日本大百科全書(ニッポニカ) 「法隆寺裂」の意味・わかりやすい解説
法隆寺裂
ほうりゅうじぎれ
奈良・法隆寺に伝来した飛鳥(あすか)・奈良時代の染織品。その大部分は1876年(明治9)に皇室に献上された献納宝物品に属するもので、今日、東京国立博物館内の法隆寺宝物館に保管されている。また献上過程で一時東大寺の正倉院に保管されていた際に、その一部が正倉院裂に混入し、そのまま正倉院裂といっしょに保管されているものもある。

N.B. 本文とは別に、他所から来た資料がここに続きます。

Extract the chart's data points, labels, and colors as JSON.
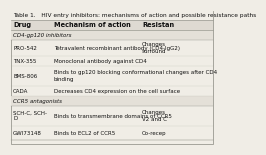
{
  "title": "Table 1.   HIV entry inhibitors: mechanisms of action and possible resistance paths",
  "col_headers": [
    "Drug",
    "Mechanism of action",
    "Resistan"
  ],
  "bg_color": "#f0ede6",
  "header_bg": "#dedad2",
  "border_color": "#999990",
  "text_color": "#111111",
  "title_fontsize": 4.2,
  "header_fontsize": 4.8,
  "data_fontsize": 4.0,
  "section_fontsize": 4.0,
  "rows": [
    {
      "type": "section",
      "text": "CD4-gp120 inhibitors"
    },
    {
      "type": "data",
      "drug": "PRO-542",
      "moa": "Tetravalent recombinant antibody (CD4-IgG2)",
      "res": "Changes\nsurround"
    },
    {
      "type": "data",
      "drug": "TNX-355",
      "moa": "Monoclonal antibody against CD4",
      "res": ""
    },
    {
      "type": "data",
      "drug": "BMS-806",
      "moa": "Binds to gp120 blocking conformational changes after CD4\nbinding",
      "res": ""
    },
    {
      "type": "data",
      "drug": "CADA",
      "moa": "Decreases CD4 expression on the cell surface",
      "res": ""
    },
    {
      "type": "section",
      "text": "CCR5 antagonists"
    },
    {
      "type": "data",
      "drug": "SCH-C, SCH-\nD",
      "moa": "Binds to transmembrane domains of CCR5",
      "res": "Changes\nV2 and C"
    },
    {
      "type": "data",
      "drug": "GWI73148",
      "moa": "Binds to ECL2 of CCR5",
      "res": "Co-recep"
    }
  ]
}
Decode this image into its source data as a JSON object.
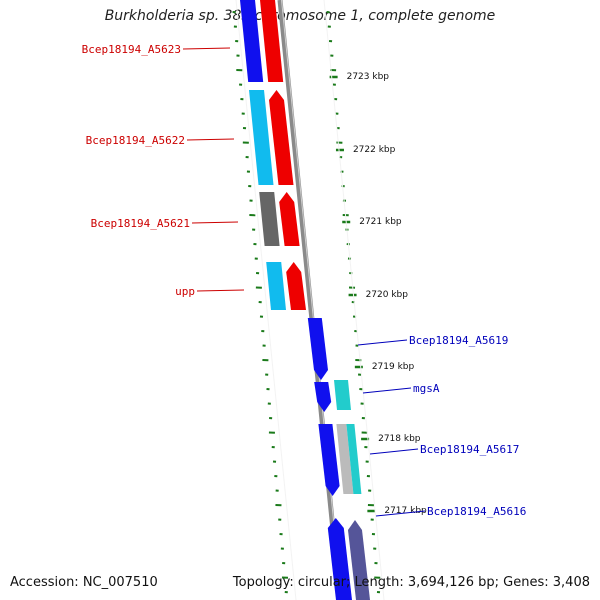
{
  "title": "Burkholderia sp. 383 chromosome 1, complete genome",
  "footer": {
    "accession": "Accession: NC_007510",
    "stats": "Topology: circular; Length: 3,694,126 bp; Genes: 3,408"
  },
  "colors": {
    "backbone": "#8a8a8a",
    "tick": "#1a7a1a",
    "forward_label": "#cc0000",
    "reverse_label": "#0000bb",
    "blue": "#1010ee",
    "red": "#ee0000",
    "cyan": "#11bbee",
    "gray": "#666666",
    "teal": "#22cccc",
    "lightgray": "#bbbbbb",
    "slate": "#555599"
  },
  "kbp_marks": [
    "2723 kbp",
    "2722 kbp",
    "2721 kbp",
    "2720 kbp",
    "2719 kbp",
    "2718 kbp",
    "2717 kbp"
  ],
  "forward_labels": [
    "Bcep18194_A5623",
    "Bcep18194_A5622",
    "Bcep18194_A5621",
    "upp"
  ],
  "reverse_labels": [
    "Bcep18194_A5619",
    "mgsA",
    "Bcep18194_A5617",
    "Bcep18194_A5616"
  ]
}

法隆寺裂の特徴は、正倉院裂よりも時代的に先行するものが多いことで、聖徳太子の名を冠した多彩な絹絣(きぬがすり)「太子広東(かんとう)」や、膳妃(かしわでのきさき)所用と伝えられる御下帯(さげおび)「蜀江錦(しょっこうきん)」などはとくに著名である。蜀江錦は紅地の経錦(たてにしき)で、格子蓮花文(れんげもん)錦のほか、双鳳獅子唐草蓮珠文(そうほうししからくされんじゅもん)錦、亀甲繋(きっこうつなぎ)花葉文錦などがみられる。そのほか各種の緯(よこ)錦、浮文(うきもん)錦、綾(あや)、羅(ら)、縮絹(しじら)、きょう纈(きょうけち)、﨟纈(ろうけち)などに加え、糞掃衣(ふんぞうえ)とよばれる数色の絹をさまざまな形に台生地(だいきじ)の上に置いて「ぐし縫い」を施した袈裟衣(けさごろも)や毛氈(もうせん)類など、各種の貴重な染織資料があり、世界的に高く評価されている。